Here is an image of me measuring PAR:
The PAR meter was about 10” from the LEDs.
Spectrum gives us the formula to calculate the DLI when the PAR is fixed:DLI = PAR reading x (3,600 * photoperiod)/1,000,000
- The PAR reading’s unit is μmol/m2/s. The DLI’s unit is mol/m2d. This means the calculation has to go from µmols to mols and from seconds to days:
- 3,600 seconds in an hour
- 1,000,000 µmol / mol
- photoperiod = 20 hours
These are the (instantaneous) PAR readings and DLI values using a 20 hour photoperiod:
As expected, PAR/DLI readings fall off as the measurements are made away from the center.
The fan on the CPU heat sink needs 12V. The LEDs will be connected together in a series. The power requirements = 9*FV of Red LEDs + 2*FV of Blue LEDs.
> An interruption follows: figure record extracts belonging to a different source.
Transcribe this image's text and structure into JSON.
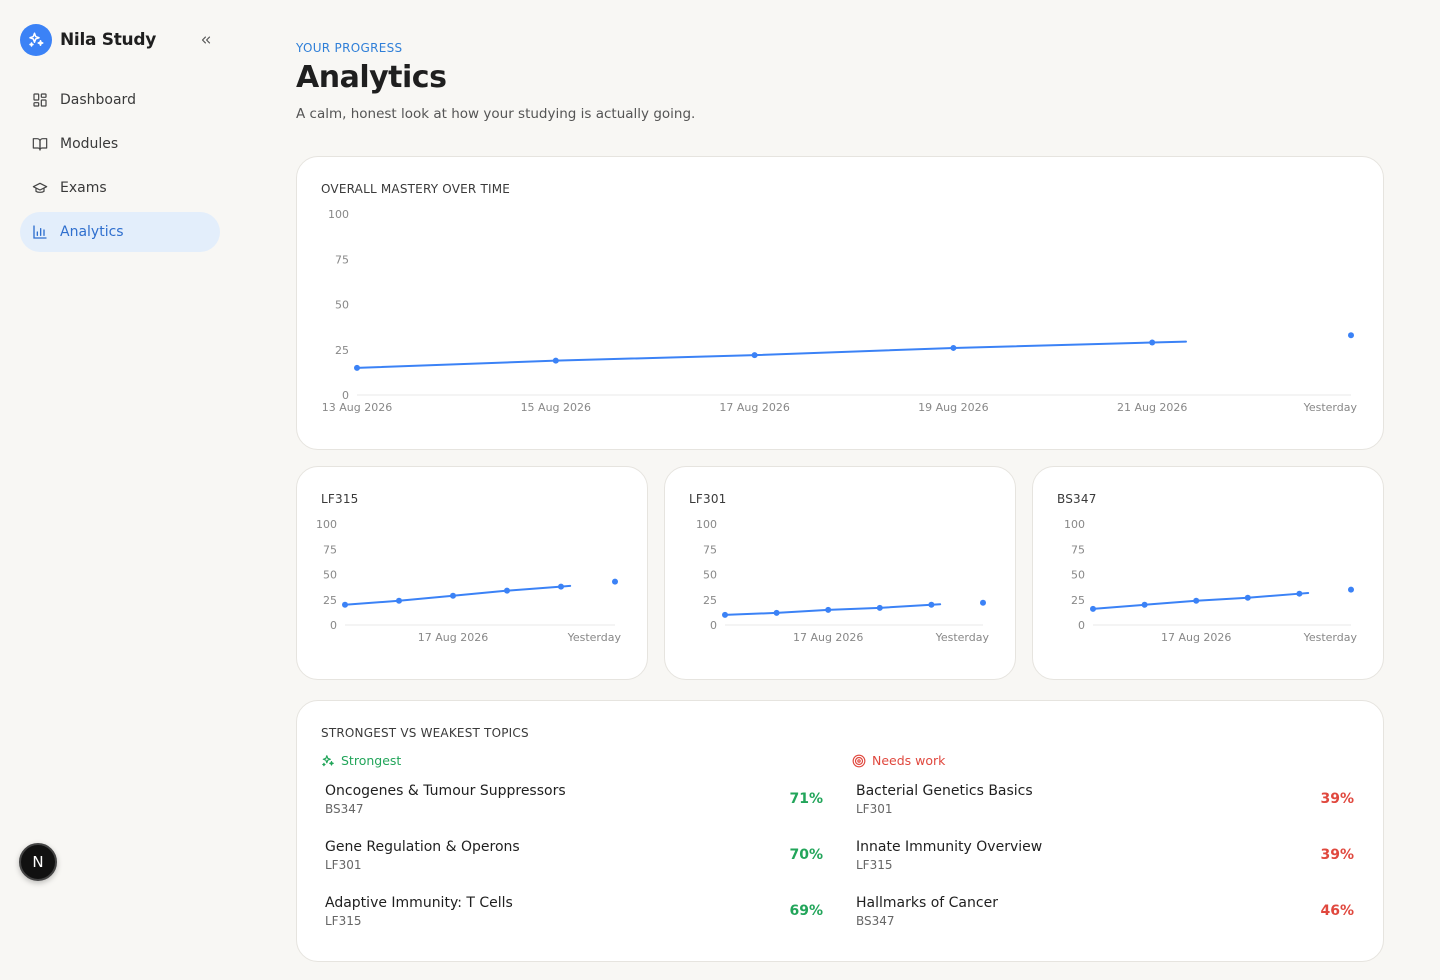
{
  "app": {
    "name": "Nila Study",
    "avatar_letter": "N"
  },
  "sidebar": {
    "items": [
      {
        "label": "Dashboard",
        "icon": "dashboard-icon"
      },
      {
        "label": "Modules",
        "icon": "book-icon"
      },
      {
        "label": "Exams",
        "icon": "graduation-cap-icon"
      },
      {
        "label": "Analytics",
        "icon": "bar-chart-icon",
        "active": true
      }
    ]
  },
  "header": {
    "eyebrow": "YOUR PROGRESS",
    "title": "Analytics",
    "subtitle": "A calm, honest look at how your studying is actually going."
  },
  "colors": {
    "accent": "#3b82f6",
    "strong": "#22a55a",
    "weak": "#e0483e"
  },
  "chart_data": [
    {
      "type": "line",
      "title": "OVERALL MASTERY OVER TIME",
      "x": [
        "13 Aug 2026",
        "15 Aug 2026",
        "17 Aug 2026",
        "19 Aug 2026",
        "21 Aug 2026",
        "Yesterday"
      ],
      "tick_labels": [
        "13 Aug 2026",
        "15 Aug 2026",
        "17 Aug 2026",
        "19 Aug 2026",
        "21 Aug 2026",
        "Yesterday"
      ],
      "series": [
        {
          "values": [
            15,
            19,
            22,
            26,
            29,
            33
          ]
        }
      ],
      "ylim": [
        0,
        100
      ],
      "yticks": [
        0,
        25,
        50,
        75,
        100
      ],
      "grid": false
    },
    {
      "type": "line",
      "title": "LF315",
      "x": [
        "13 Aug 2026",
        "15 Aug 2026",
        "17 Aug 2026",
        "19 Aug 2026",
        "21 Aug 2026",
        "Yesterday"
      ],
      "tick_labels": [
        "",
        "",
        "17 Aug 2026",
        "",
        "",
        "Yesterday"
      ],
      "series": [
        {
          "values": [
            20,
            24,
            29,
            34,
            38,
            43
          ]
        }
      ],
      "ylim": [
        0,
        100
      ],
      "yticks": [
        0,
        25,
        50,
        75,
        100
      ],
      "grid": false
    },
    {
      "type": "line",
      "title": "LF301",
      "x": [
        "13 Aug 2026",
        "15 Aug 2026",
        "17 Aug 2026",
        "19 Aug 2026",
        "21 Aug 2026",
        "Yesterday"
      ],
      "tick_labels": [
        "",
        "",
        "17 Aug 2026",
        "",
        "",
        "Yesterday"
      ],
      "series": [
        {
          "values": [
            10,
            12,
            15,
            17,
            20,
            22
          ]
        }
      ],
      "ylim": [
        0,
        100
      ],
      "yticks": [
        0,
        25,
        50,
        75,
        100
      ],
      "grid": false
    },
    {
      "type": "line",
      "title": "BS347",
      "x": [
        "13 Aug 2026",
        "15 Aug 2026",
        "17 Aug 2026",
        "19 Aug 2026",
        "21 Aug 2026",
        "Yesterday"
      ],
      "tick_labels": [
        "",
        "",
        "17 Aug 2026",
        "",
        "",
        "Yesterday"
      ],
      "series": [
        {
          "values": [
            16,
            20,
            24,
            27,
            31,
            35
          ]
        }
      ],
      "ylim": [
        0,
        100
      ],
      "yticks": [
        0,
        25,
        50,
        75,
        100
      ],
      "grid": false
    }
  ],
  "topics": {
    "title": "STRONGEST VS WEAKEST TOPICS",
    "strongest": {
      "label": "Strongest",
      "items": [
        {
          "name": "Oncogenes & Tumour Suppressors",
          "code": "BS347",
          "pct": "71%"
        },
        {
          "name": "Gene Regulation & Operons",
          "code": "LF301",
          "pct": "70%"
        },
        {
          "name": "Adaptive Immunity: T Cells",
          "code": "LF315",
          "pct": "69%"
        }
      ]
    },
    "weakest": {
      "label": "Needs work",
      "items": [
        {
          "name": "Bacterial Genetics Basics",
          "code": "LF301",
          "pct": "39%"
        },
        {
          "name": "Innate Immunity Overview",
          "code": "LF315",
          "pct": "39%"
        },
        {
          "name": "Hallmarks of Cancer",
          "code": "BS347",
          "pct": "46%"
        }
      ]
    }
  }
}
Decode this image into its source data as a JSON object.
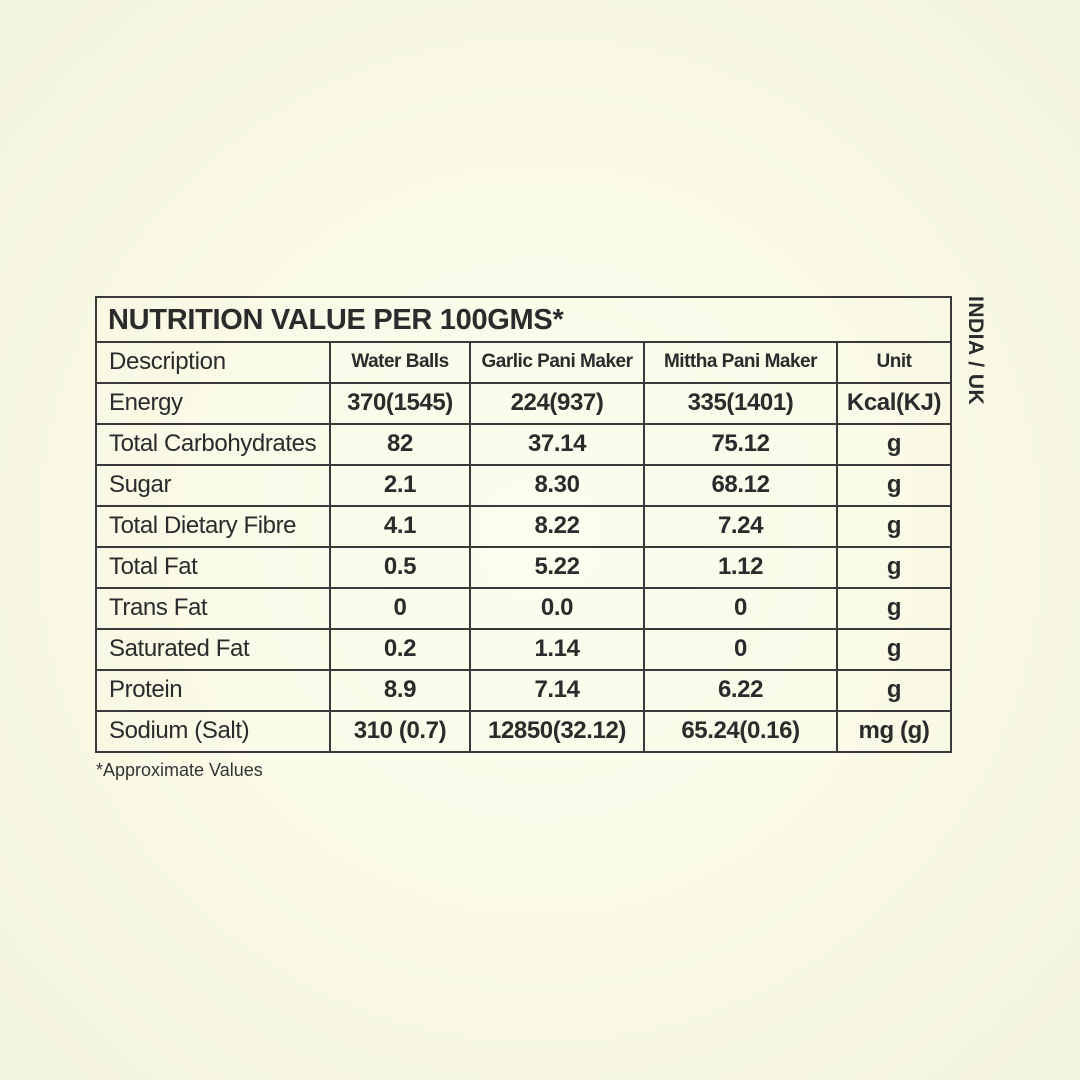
{
  "table": {
    "title": "NUTRITION VALUE PER 100GMS*",
    "headers": [
      "Description",
      "Water Balls",
      "Garlic Pani Maker",
      "Mittha Pani Maker",
      "Unit"
    ],
    "rows": [
      {
        "label": "Energy",
        "values": [
          "370(1545)",
          "224(937)",
          "335(1401)"
        ],
        "unit": "Kcal(KJ)"
      },
      {
        "label": "Total Carbohydrates",
        "values": [
          "82",
          "37.14",
          "75.12"
        ],
        "unit": "g"
      },
      {
        "label": "Sugar",
        "values": [
          "2.1",
          "8.30",
          "68.12"
        ],
        "unit": "g"
      },
      {
        "label": "Total Dietary Fibre",
        "values": [
          "4.1",
          "8.22",
          "7.24"
        ],
        "unit": "g"
      },
      {
        "label": "Total Fat",
        "values": [
          "0.5",
          "5.22",
          "1.12"
        ],
        "unit": "g"
      },
      {
        "label": "Trans Fat",
        "values": [
          "0",
          "0.0",
          "0"
        ],
        "unit": "g"
      },
      {
        "label": "Saturated Fat",
        "values": [
          "0.2",
          "1.14",
          "0"
        ],
        "unit": "g"
      },
      {
        "label": "Protein",
        "values": [
          "8.9",
          "7.14",
          "6.22"
        ],
        "unit": "g"
      },
      {
        "label": "Sodium (Salt)",
        "values": [
          "310 (0.7)",
          "12850(32.12)",
          "65.24(0.16)"
        ],
        "unit": "mg (g)"
      }
    ]
  },
  "region_label": "INDIA / UK",
  "footnote": "*Approximate Values",
  "colors": {
    "background": "#f9f9e6",
    "border": "#3a3a3a",
    "text": "#2b2b2b"
  }
}
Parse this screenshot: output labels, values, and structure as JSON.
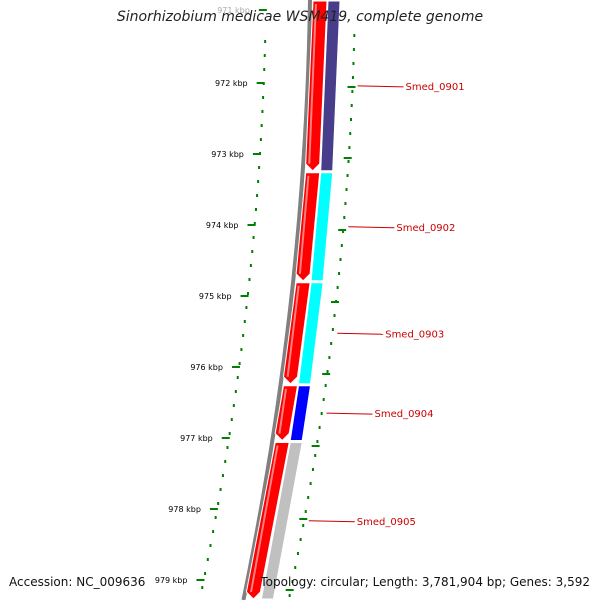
{
  "title": "Sinorhizobium medicae WSM419, complete genome",
  "footer": {
    "accession": "Accession: NC_009636",
    "topology": "Topology: circular; Length: 3,781,904 bp; Genes: 3,592"
  },
  "ruler": {
    "unit": "kbp",
    "ticks": [
      "971 kbp",
      "972 kbp",
      "973 kbp",
      "974 kbp",
      "975 kbp",
      "976 kbp",
      "977 kbp",
      "978 kbp",
      "979 kbp"
    ]
  },
  "colors": {
    "backbone": "#808080",
    "forward_gene": "#ff0000",
    "reverse_track_cyan": "#00ffff",
    "reverse_track_blue": "#0000ff",
    "reverse_track_navy": "#483d8b",
    "reverse_track_gray": "#c0c0c0",
    "gc_tick": "#008000",
    "label": "#cc0000"
  },
  "genes": [
    {
      "label": "Smed_0901",
      "start_kbp": 970.8,
      "end_kbp": 973.25,
      "track_color": "#483d8b"
    },
    {
      "label": "Smed_0902",
      "start_kbp": 973.25,
      "end_kbp": 974.8,
      "track_color": "#00ffff"
    },
    {
      "label": "Smed_0903",
      "start_kbp": 974.8,
      "end_kbp": 976.25,
      "track_color": "#00ffff"
    },
    {
      "label": "Smed_0904",
      "start_kbp": 976.25,
      "end_kbp": 977.05,
      "track_color": "#0000ff"
    },
    {
      "label": "Smed_0905",
      "start_kbp": 977.05,
      "end_kbp": 979.3,
      "track_color": "#c0c0c0"
    }
  ]
}
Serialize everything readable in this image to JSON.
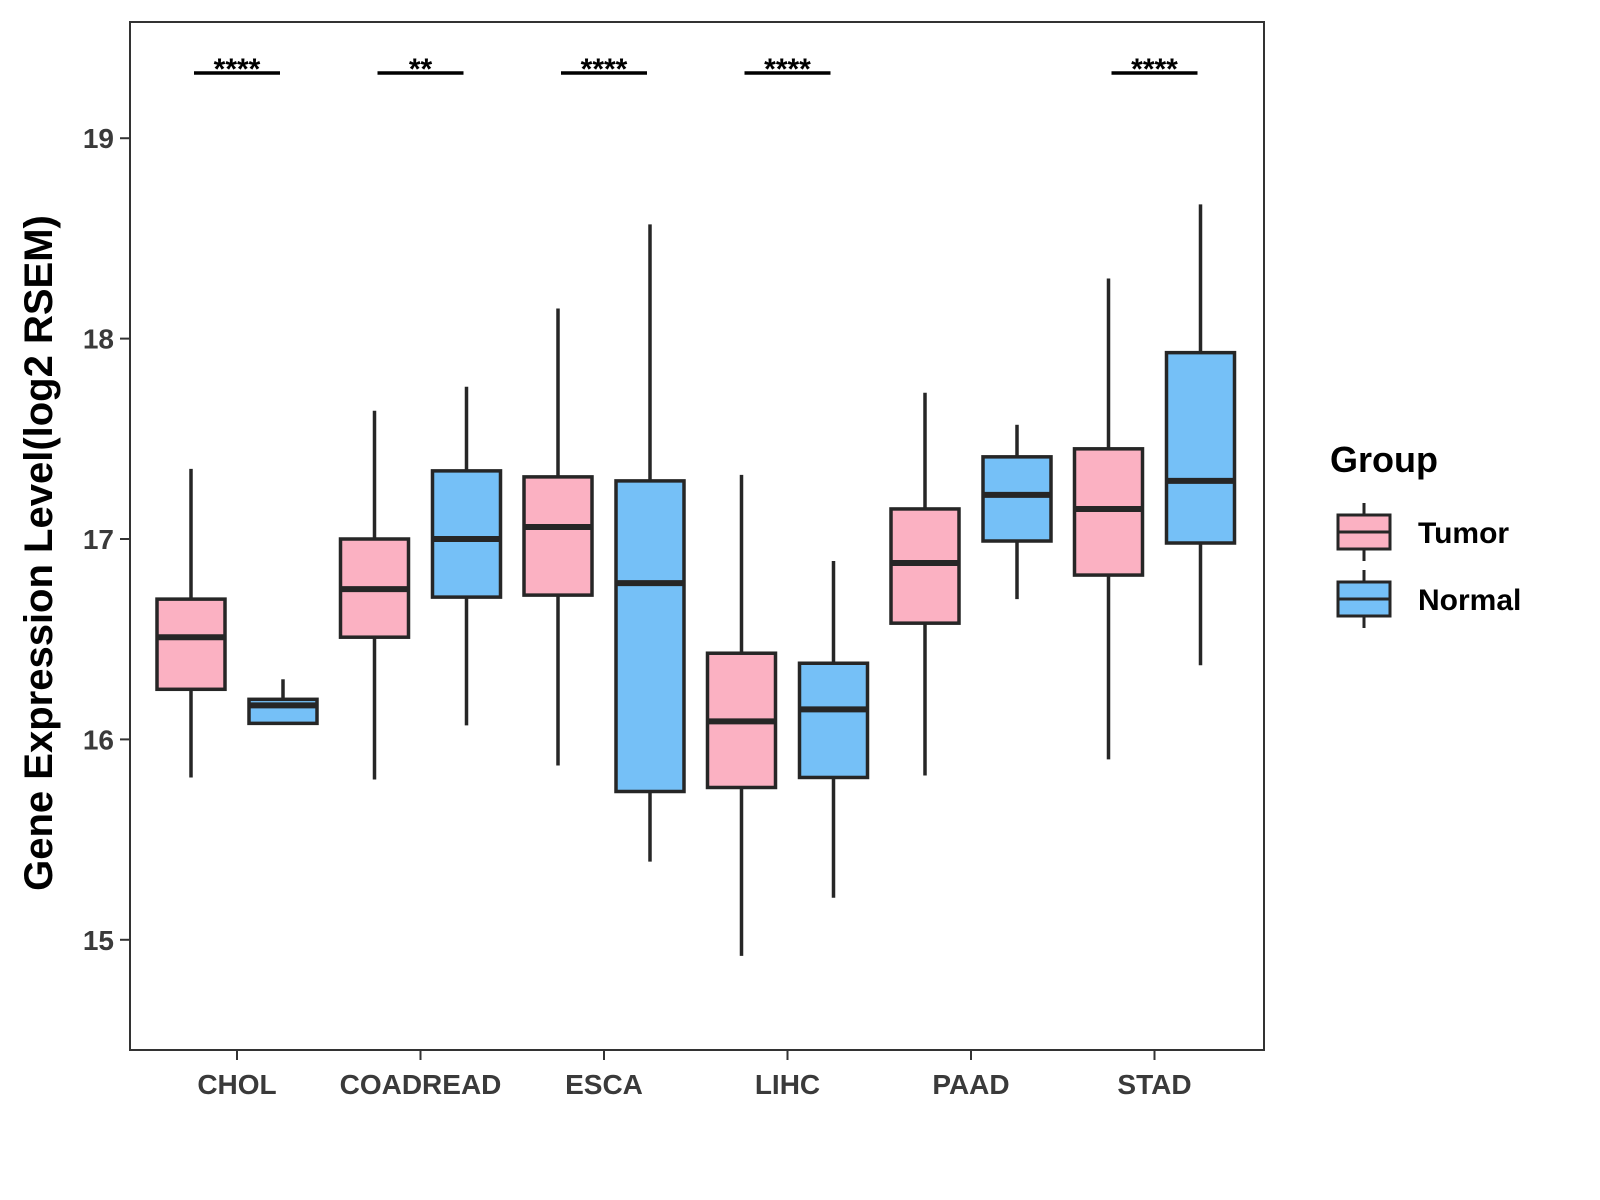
{
  "chart_data": {
    "type": "boxplot",
    "title": "",
    "xlabel": "",
    "ylabel": "Gene Expression Level(log2 RSEM)",
    "ylim": [
      14.45,
      19.58
    ],
    "yticks": [
      15,
      16,
      17,
      18,
      19
    ],
    "grid": false,
    "legend": {
      "title": "Group",
      "position": "right"
    },
    "categories": [
      "CHOL",
      "COADREAD",
      "ESCA",
      "LIHC",
      "PAAD",
      "STAD"
    ],
    "series": [
      {
        "name": "Tumor",
        "color": "#FBB1C2",
        "boxes": [
          {
            "min": 15.81,
            "q1": 16.25,
            "median": 16.51,
            "q3": 16.7,
            "max": 17.35
          },
          {
            "min": 15.8,
            "q1": 16.51,
            "median": 16.75,
            "q3": 17.0,
            "max": 17.64
          },
          {
            "min": 15.87,
            "q1": 16.72,
            "median": 17.06,
            "q3": 17.31,
            "max": 18.15
          },
          {
            "min": 14.92,
            "q1": 15.76,
            "median": 16.09,
            "q3": 16.43,
            "max": 17.32
          },
          {
            "min": 15.82,
            "q1": 16.58,
            "median": 16.88,
            "q3": 17.15,
            "max": 17.73
          },
          {
            "min": 15.9,
            "q1": 16.82,
            "median": 17.15,
            "q3": 17.45,
            "max": 18.3
          }
        ]
      },
      {
        "name": "Normal",
        "color": "#75C0F7",
        "boxes": [
          {
            "min": 16.08,
            "q1": 16.08,
            "median": 16.17,
            "q3": 16.2,
            "max": 16.3
          },
          {
            "min": 16.07,
            "q1": 16.71,
            "median": 17.0,
            "q3": 17.34,
            "max": 17.76
          },
          {
            "min": 15.39,
            "q1": 15.74,
            "median": 16.78,
            "q3": 17.29,
            "max": 18.57
          },
          {
            "min": 15.21,
            "q1": 15.81,
            "median": 16.15,
            "q3": 16.38,
            "max": 16.89
          },
          {
            "min": 16.7,
            "q1": 16.99,
            "median": 17.22,
            "q3": 17.41,
            "max": 17.57
          },
          {
            "min": 16.37,
            "q1": 16.98,
            "median": 17.29,
            "q3": 17.93,
            "max": 18.67
          }
        ]
      }
    ],
    "significance": [
      "****",
      "**",
      "****",
      "****",
      "",
      "****"
    ]
  }
}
I’ll be running the LEDs with a constant current of 700mA. From the Cree XP-E2 data sheet:
- blue ~= 3.3V
- red ~= 2.4V
Putting the Heat Sink and LEDs Together
I soldered each LED onto an 8mm LED PCB then mounted them onto the heat sink using thermal tape. I explored making a PCB – and did one to test. However, I decided to use the 8mm PCBs so that I could easily arrange them onto a heat sink – as many and in whatever pattern I wanted to try. I used a hot air gun and solder glue when soldering the LED PCB.
I arranged the red LEDs in a 3 x 3 matrix. The blue LEDs are placed within the 3 x 3 red matrix. I then used a soldering iron to solder silicon wire between the LEDs. I used silicon wire because it can withstand the heat that is generated by the LEDs.
The 8mm LED PCBs have indicators which end is the cathode and which is the anode.
Footprint in XP-E2 Data Sheet
Front and back of Red XP-E2
Turn on the light
The LEDs are connected the the LED driver. The LED driver is connected to the HP power source. The CPU fan keeps the temperature down around the LEDs. To run the 12V fan from the 32V power source, the power source is connected to the DC-DC buck converter that adjusts the voltage to the CPU fan plugged into the other end down to 12V..
and here’s the light:
Sure is ugly :-)! But…it has been working. There is certainly many places for improvement.
Thanks for reading this far. Please find many things to smile about.